Une reconnaissance internationale tardive
Ces témoignages ont aidé ces femmes à avoir une certaine reconnaissance en tant que victimes, notamment à l’international. Les premiers étaient japonais, mais dès 1991, les femmes coréennes ont décidé à leur tour de témoigner des horreurs qu’elles avaient pu vivre pendant la guerre dans ces fameuses « maisons de réconfort ». Cette même année, Kim Hak Sun a demandé que soit engagée une procédure judiciaire à l’encontre du gouvernement japonais afin qu’il reconnaisse ces crimes. Peu de temps après, de nombreuses femmes sont sorties du silence pour témoigner à leur tour, l’année 1992 a d’ailleurs été marquée par des manifestations hebdomadaires devant l’ambassade du Japon à Séoul.
C’est en 1993 que le Japon reconnaît que l’armée était impliquée dans l’implantation des maisons closes. Le ministre de l’époque, Kiichi Miyazawa, s’excuse officiellement face au peuple coréen lors d’un voyage en Corée. Le gouvernement reconnaît également que les femmes « recrutées » l’étaient dans une majorité des cas contre leur gré. À cette même période, plusieurs pays s’unissent aux côtés des victimes et demandent au Japon d’agir. Beaucoup de collectivités locales au Japon demandent également au gouvernement de prendre les mesures nécessaires afin de reconnaître officiellement les victimes. De nombreux monuments sont érigés à travers le monde, rendant hommage aux victimes.

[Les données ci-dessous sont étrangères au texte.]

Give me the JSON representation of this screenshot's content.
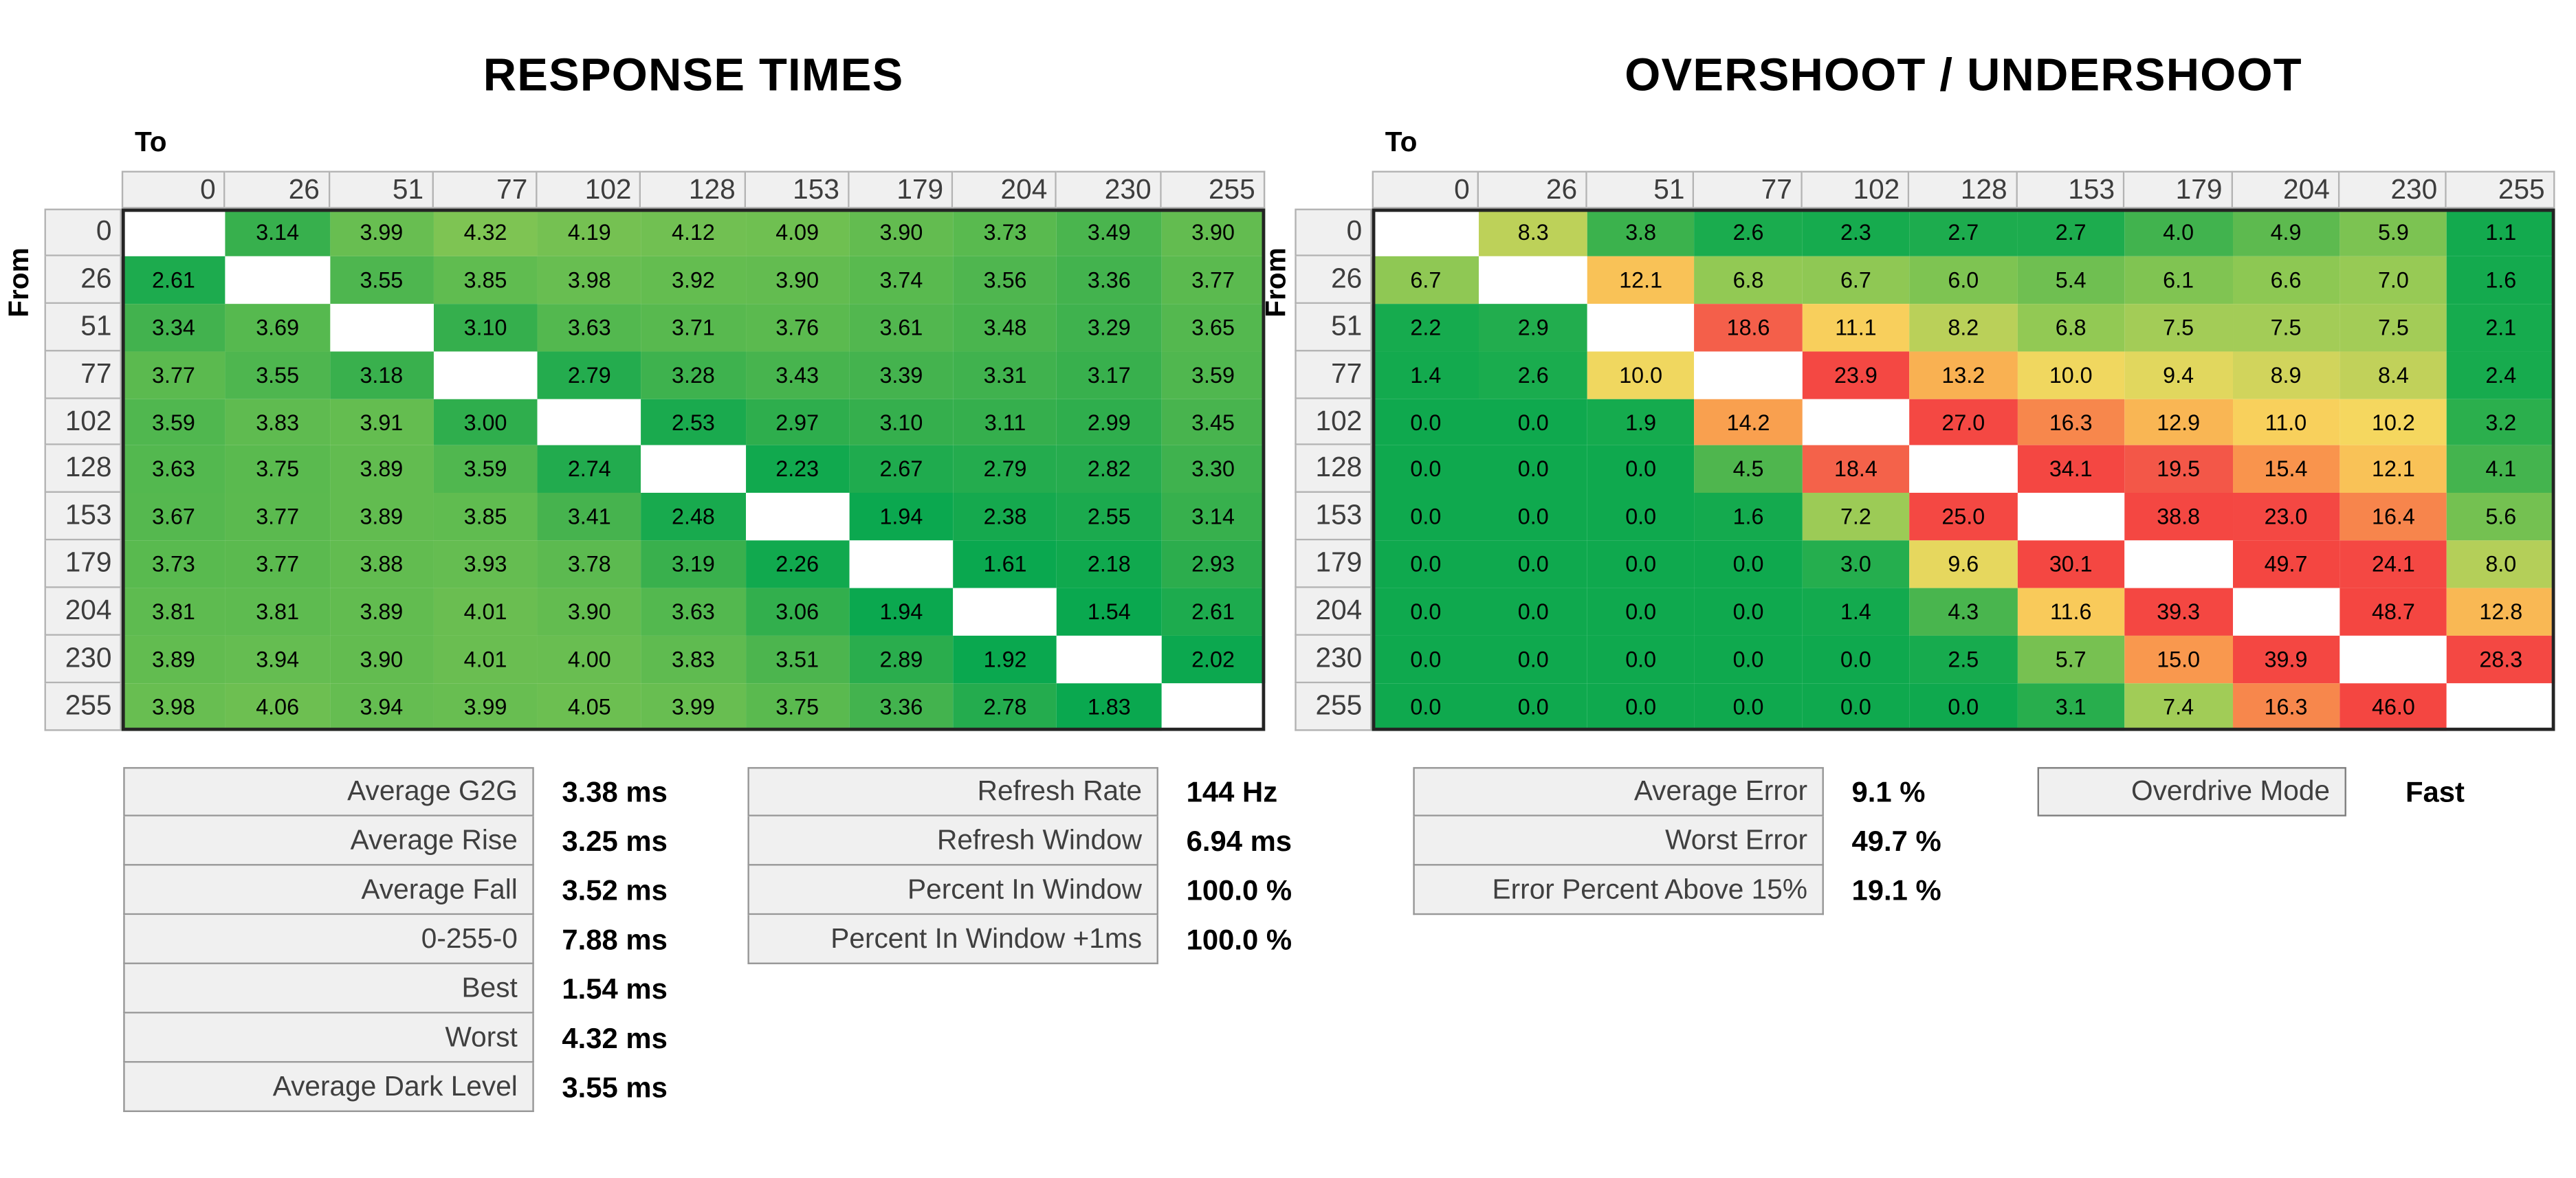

Une affaire toujours d’actualité
L’année 2015 a grandement marqué l’histoire des relations diplomatiques entre la Corée du Sud et le Japon. En effet, le 28 décembre a été conclu un accord entre les deux pays. Le Premier ministre Shinzo Abe a exprimé ses plus sincères excuses aux victimes et « son repentir, du plus profond du cœur ». En plus de ces excuses, le Japon verse 7,5 millions d’euros de dédommagement aux anciennes « femmes de réconfort ». Cet accord est cependant critiqué des deux côtés. Au Japon, les nationalistes estiment qu’il s’agit d’une traîtrise de la part de leur gouvernement. En Corée, les anciennes victimes reprochent au Japon l’absence de responsabilité officielle et critiquent le fait que l’argent donné aux victimes ne soit pas une réelle compensation.

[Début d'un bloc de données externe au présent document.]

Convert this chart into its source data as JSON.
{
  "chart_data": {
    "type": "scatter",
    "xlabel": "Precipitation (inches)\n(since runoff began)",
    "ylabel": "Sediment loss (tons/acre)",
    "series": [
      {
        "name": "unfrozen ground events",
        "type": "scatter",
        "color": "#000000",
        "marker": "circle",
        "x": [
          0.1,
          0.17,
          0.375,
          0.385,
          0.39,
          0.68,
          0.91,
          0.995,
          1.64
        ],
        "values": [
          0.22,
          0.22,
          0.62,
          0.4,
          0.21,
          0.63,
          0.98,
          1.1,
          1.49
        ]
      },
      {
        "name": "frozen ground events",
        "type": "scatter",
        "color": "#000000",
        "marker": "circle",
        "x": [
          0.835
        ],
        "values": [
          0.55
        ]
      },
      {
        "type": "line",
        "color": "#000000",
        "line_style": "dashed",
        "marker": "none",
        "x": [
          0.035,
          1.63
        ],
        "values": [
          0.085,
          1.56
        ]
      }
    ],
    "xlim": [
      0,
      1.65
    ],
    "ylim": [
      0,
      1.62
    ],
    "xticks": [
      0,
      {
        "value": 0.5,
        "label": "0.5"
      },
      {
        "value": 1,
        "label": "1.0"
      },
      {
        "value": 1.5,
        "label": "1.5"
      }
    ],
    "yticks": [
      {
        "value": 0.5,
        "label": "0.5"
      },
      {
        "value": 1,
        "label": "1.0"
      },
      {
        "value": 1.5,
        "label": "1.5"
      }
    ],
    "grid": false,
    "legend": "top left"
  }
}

L’histoire des « femmes de réconfort » connaît encore aujourd’hui des rebondissements. En effet, une nouvelle affaire a éclaté ces derniers jours, n’améliorant pas les relations entre la Corée et le Japon. Le 28 décembre dernier, une statue rendant hommage à ces femmes a été érigée par des militants devant le consulat du Japon à Busan. Le Premier ministre japonais a sommé le gouvernement sud-coréen de la retirer le 8 janvier 2017 avant de rappeler son consul à Tokyo. Ladite statue a été retirée, mais les autorités locales ont finalement autorisé les militants à la remettre en place. Ce mouvement de protestation fait suite à la visite du ministre japonais de la Défense au sanctuaire de Yasukuni au Japon, sanctuaire honorant les criminels de guerre japonais.

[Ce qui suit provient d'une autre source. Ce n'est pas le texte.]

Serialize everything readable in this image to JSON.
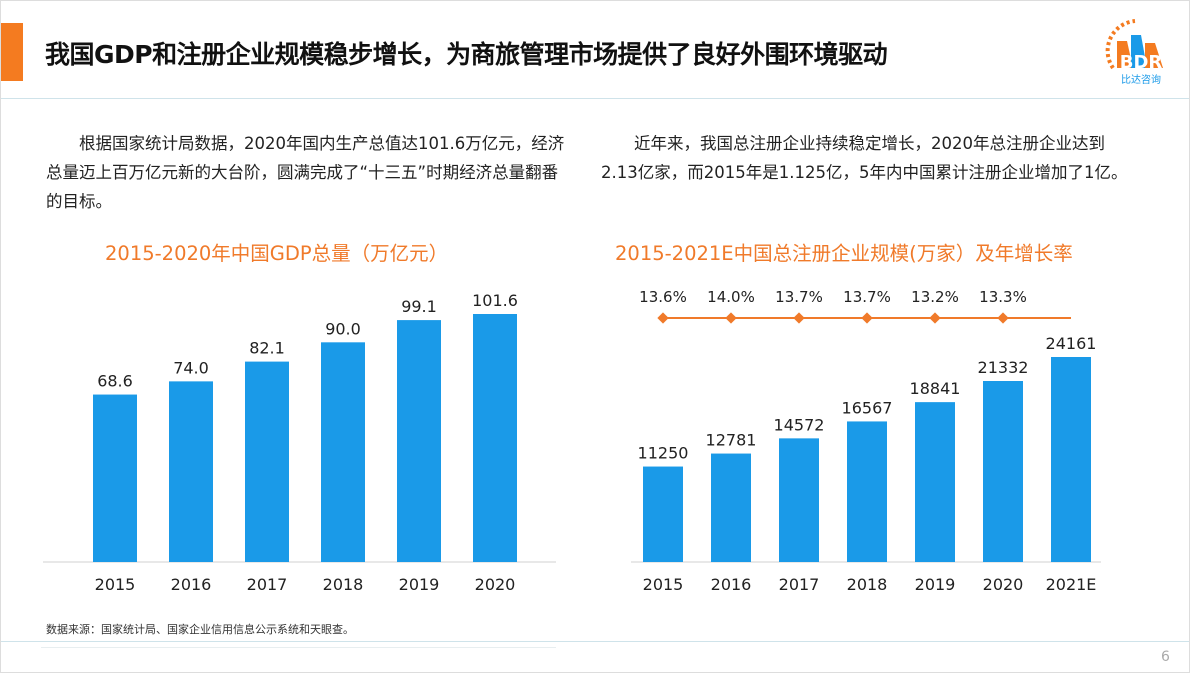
{
  "header": {
    "title": "我国GDP和注册企业规模稳步增长，为商旅管理市场提供了良好外围环境驱动",
    "logo_text": "BDR",
    "logo_subtext": "比达咨询"
  },
  "left_text": "根据国家统计局数据，2020年国内生产总值达101.6万亿元，经济总量迈上百万亿元新的大台阶，圆满完成了“十三五”时期经济总量翻番的目标。",
  "right_text": "近年来，我国总注册企业持续稳定增长，2020年总注册企业达到2.13亿家，而2015年是1.125亿，5年内中国累计注册企业增加了1亿。",
  "source": "数据来源：国家统计局、国家企业信用信息公示系统和天眼查。",
  "page_number": "6",
  "colors": {
    "accent": "#f47b20",
    "bar": "#1a9ae8",
    "line": "#f07a2a",
    "title": "#f07a2a"
  },
  "chart_data": [
    {
      "type": "bar",
      "title": "2015-2020年中国GDP总量（万亿元）",
      "categories": [
        "2015",
        "2016",
        "2017",
        "2018",
        "2019",
        "2020"
      ],
      "values": [
        68.6,
        74.0,
        82.1,
        90.0,
        99.1,
        101.6
      ],
      "labels": [
        "68.6",
        "74.0",
        "82.1",
        "90.0",
        "99.1",
        "101.6"
      ],
      "ylim": [
        0,
        101.6
      ],
      "grid": false
    },
    {
      "type": "bar",
      "title": "2015-2021E中国总注册企业规模(万家）及年增长率",
      "categories": [
        "2015",
        "2016",
        "2017",
        "2018",
        "2019",
        "2020",
        "2021E"
      ],
      "values": [
        11250,
        12781,
        14572,
        16567,
        18841,
        21332,
        24161
      ],
      "line_series": {
        "type": "line",
        "values": [
          13.6,
          14.0,
          13.7,
          13.7,
          13.2,
          13.3
        ],
        "labels": [
          "13.6%",
          "14.0%",
          "13.7%",
          "13.7%",
          "13.2%",
          "13.3%"
        ]
      },
      "ylim": [
        0,
        24161
      ],
      "grid": false
    }
  ]
}
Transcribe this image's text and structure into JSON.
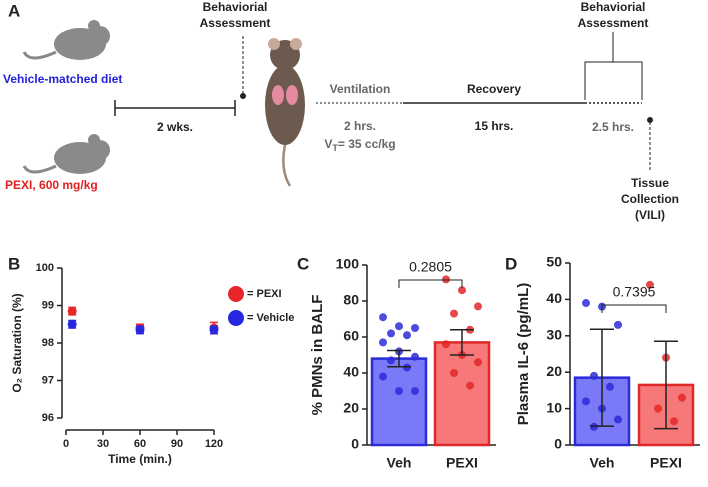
{
  "diagram": {
    "panel": "A",
    "assessment_1": [
      "Behaviorial",
      "Assessment"
    ],
    "vehicle_diet": "Vehicle-matched diet",
    "duration_diet": "2 wks.",
    "pexi_diet": "PEXI, 600 mg/kg",
    "ventilation": "Ventilation",
    "duration_ventilation": "2 hrs.",
    "tidal_volume": {
      "symbol": "V",
      "subscript": "T",
      "text": "= 35 cc/kg"
    },
    "recovery": "Recovery",
    "duration_recovery": "15 hrs.",
    "assessment_2": [
      "Behaviorial",
      "Assessment"
    ],
    "duration_assessment": "2.5 hrs.",
    "tissue": [
      "Tissue",
      "Collection",
      "(VILI)"
    ]
  },
  "chart_data": [
    {
      "type": "scatter",
      "panel": "B",
      "x_label": "Time (min.)",
      "y_label": "O₂ Saturation (%)",
      "x": [
        5,
        60,
        120
      ],
      "xlim": [
        0,
        120
      ],
      "xticks": [
        0,
        30,
        60,
        90,
        120
      ],
      "ylim": [
        96,
        100
      ],
      "yticks": [
        96,
        97,
        98,
        99,
        100
      ],
      "series": [
        {
          "name": "= PEXI",
          "color": "#e8262a",
          "values": [
            98.85,
            98.4,
            98.4
          ],
          "errors": [
            0.1,
            0.1,
            0.15
          ]
        },
        {
          "name": "= Vehicle",
          "color": "#2727e0",
          "values": [
            98.5,
            98.35,
            98.35
          ],
          "errors": [
            0.1,
            0.1,
            0.1
          ]
        }
      ]
    },
    {
      "type": "bar",
      "panel": "C",
      "y_label": "% PMNs in BALF",
      "annotation": "0.2805",
      "categories": [
        "Veh",
        "PEXI"
      ],
      "values": [
        48,
        57
      ],
      "errors": [
        4.5,
        7
      ],
      "colors": [
        "#7a7af8",
        "#f77878"
      ],
      "edge_colors": [
        "#2b2bd8",
        "#e02828"
      ],
      "points": [
        [
          71,
          66,
          65,
          62,
          61,
          57,
          52,
          49,
          47,
          43,
          38,
          30,
          30
        ],
        [
          92,
          86,
          77,
          73,
          64,
          56,
          50,
          46,
          40,
          33
        ]
      ],
      "ylim": [
        0,
        100
      ],
      "yticks": [
        0,
        20,
        40,
        60,
        80,
        100
      ]
    },
    {
      "type": "bar",
      "panel": "D",
      "y_label": "Plasma IL-6 (pg/mL)",
      "annotation": "0.7395",
      "categories": [
        "Veh",
        "PEXI"
      ],
      "values": [
        18.5,
        16.5
      ],
      "errors": [
        13.3,
        12
      ],
      "colors": [
        "#7a7af8",
        "#f77878"
      ],
      "edge_colors": [
        "#2b2bd8",
        "#e02828"
      ],
      "points": [
        [
          39,
          38,
          33,
          19,
          16,
          12,
          10,
          7,
          5
        ],
        [
          44,
          24,
          13,
          10,
          6.5
        ]
      ],
      "ylim": [
        0,
        50
      ],
      "yticks": [
        0,
        10,
        20,
        30,
        40,
        50
      ]
    }
  ]
}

Les « femmes de réconfort » risquent de faire encore parler d’elles pendant bien des années bien que le nombre de survivantes diminue de jour en jour. La Corée souhaite une réelle reconnaissance par le Japon ; quant au gouvernement japonais, il estime avoir fait son devoir. Allant de provocation en provocation, cet épisode de l’Histoire des deux pays ne fait qu’envenimer leurs relations. Ce sujet des « femmes de réconfort » reste aujourd’hui encore un point sensible dans les affaires diplomatiques.
Pour ceux qui voudraient aller plus loin, Cho Jung Rae a réalisé un film sur ces femmes, se basant sur les témoignages des survivantes. Attention, ce film est déconseillé aux plus sensibles.